The Canarian authorities are starting this week the promotional activities for tourism at the World Travel Market with the question of whether anti-tourism activists will appear as an audience, an issue that has marked the agenda of the sector in the islands since last April. Sources from groups that are part of the agenda in favour of tourismophobia told Maspalomas2024H that "something is planned".
The activists, a group mostly made up of public employees, are very lost. In reality, tourismophobia has been generated by the Canary REF, a tax system very similar to that of Northern Ireland, which encourages only the owners of companies, generating cascading corporate structures, not to pay taxes and to dedicate their investments to buying bricks and mortar while the Canarians are content with drinking the hyper-sugary Strawberry Clipper and which they call a national soft drink in their ignorance, the product of a chaotic and undemanding educational system in the hands of equally mediocre teachers (public employees). With the increase in tax pressure in countries like Italy, waves of transalpine lynxes have arrived taking advantage of that same tax scheme.

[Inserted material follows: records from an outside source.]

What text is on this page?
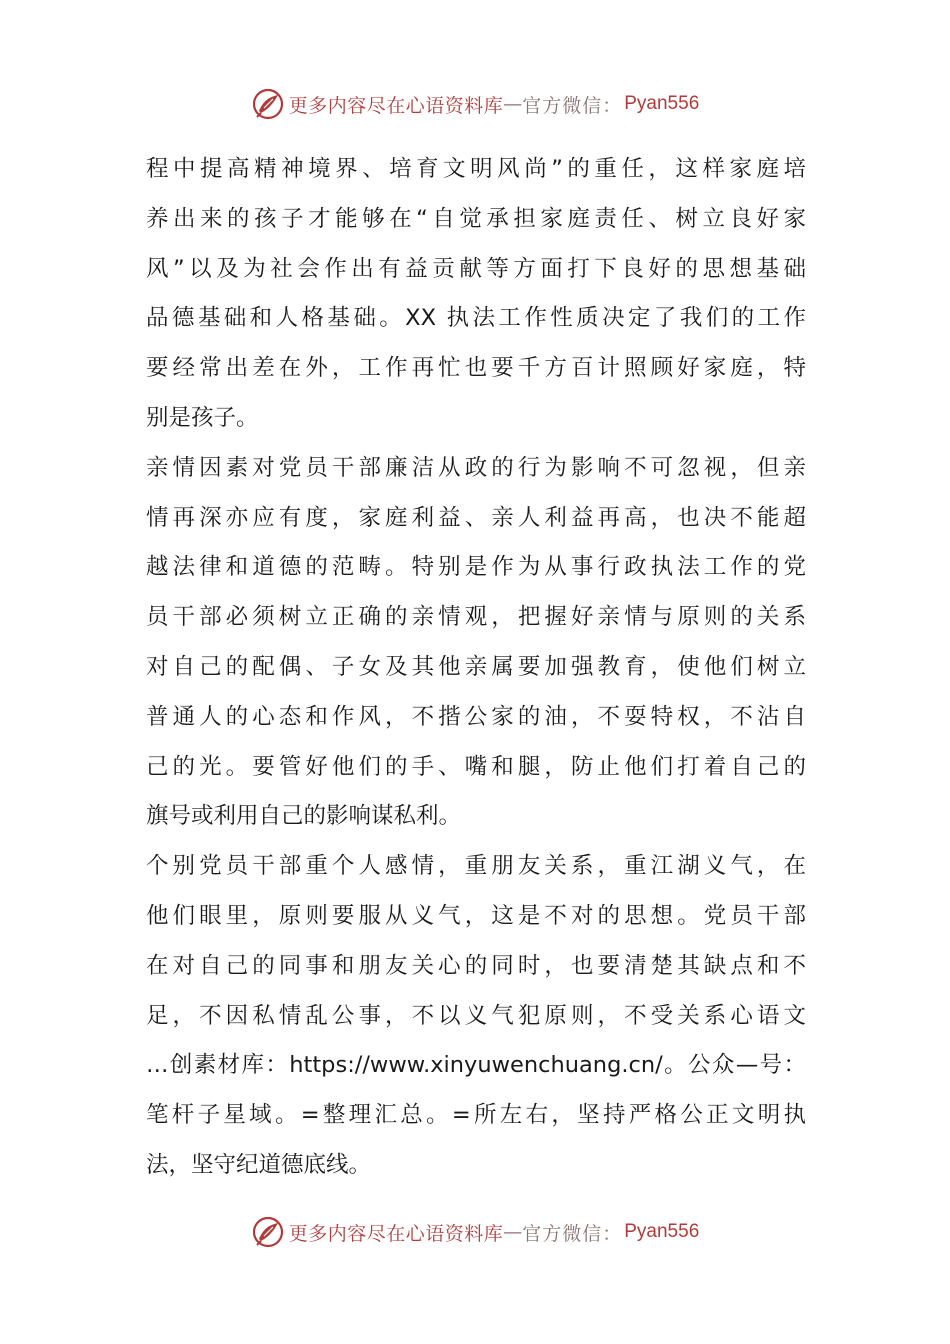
更多内容尽在心语资料库 — 官方微信： Pyan556
程中提高精神境界、培育文明风尚”的重任，这样家庭培
养出来的孩子才能够在“自觉承担家庭责任、树立良好家
风”以及为社会作出有益贡献等方面打下良好的思想基础
品德基础和人格基础。XX 执法工作性质决定了我们的工作
要经常出差在外，工作再忙也要千方百计照顾好家庭，特
别是孩子。
亲情因素对党员干部廉洁从政的行为影响不可忽视，但亲
情再深亦应有度，家庭利益、亲人利益再高，也决不能超
越法律和道德的范畴。特别是作为从事行政执法工作的党
员干部必须树立正确的亲情观，把握好亲情与原则的关系
对自己的配偶、子女及其他亲属要加强教育，使他们树立
普通人的心态和作风，不揩公家的油，不耍特权，不沾自
己的光。要管好他们的手、嘴和腿，防止他们打着自己的
旗号或利用自己的影响谋私利。
个别党员干部重个人感情，重朋友关系，重江湖义气，在
他们眼里，原则要服从义气，这是不对的思想。党员干部
在对自己的同事和朋友关心的同时，也要清楚其缺点和不
足，不因私情乱公事，不以义气犯原则，不受关系心语文
…创素材库：https://www.xinyuwenchuang.cn/。公众—号：
笔杆子星域。=整理汇总。=所左右，坚持严格公正文明执
法，坚守纪道德底线。
更多内容尽在心语资料库 — 官方微信： Pyan556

Peter de Brine, head of the sustainable tourism agenda at Unesco, an organisation that has a centre based in the Gabete Literario in Gran Canaria and does not want to know anything about this matter because it has executives with companies in the sector, says, "what we are seeing is that we are exceeding a threshold of tolerance in these destinations," he says. As on other occasions, the fact that there are Canarian media will not prevent content from going viral that questions the role of the industry at a time when the owners of apartments in Las Palmas with interests in the south of Gran Canaria are generating legal problems regarding the structure of the business.
Rising visitor numbers, rising house prices and an increase in selfie-seeking tourists at places like the Maspalomas Dunes have helped create situations that are "totally unbalanced", according to Unesco, adding that if these problems are not addressed, the Canarian wave of protests against mass tourism, which began in Tenerife, could spread across Europe. Activists remain largely silent on the WTM in London, where protests have taken place.
Since April, tens of thousands of protesters have taken to the streets of the Canary Islands demanding restrictions on mass tourism and a rethinking of a business model that, according to them, has driven up housing prices and forced local people out of cities.
In southern Gran Canaria, organisers have stressed that the protests are not against tourism per se, but rather a call for a more balanced approach. Tourism has exacerbated existing concerns about housing affordability, as the proliferation of short-term accommodation pushes local residents out of the market. “I think that has added a lot of anxiety and frustration to people living in these destinations,” says De Brine, head of sustainable tourism at Unesco.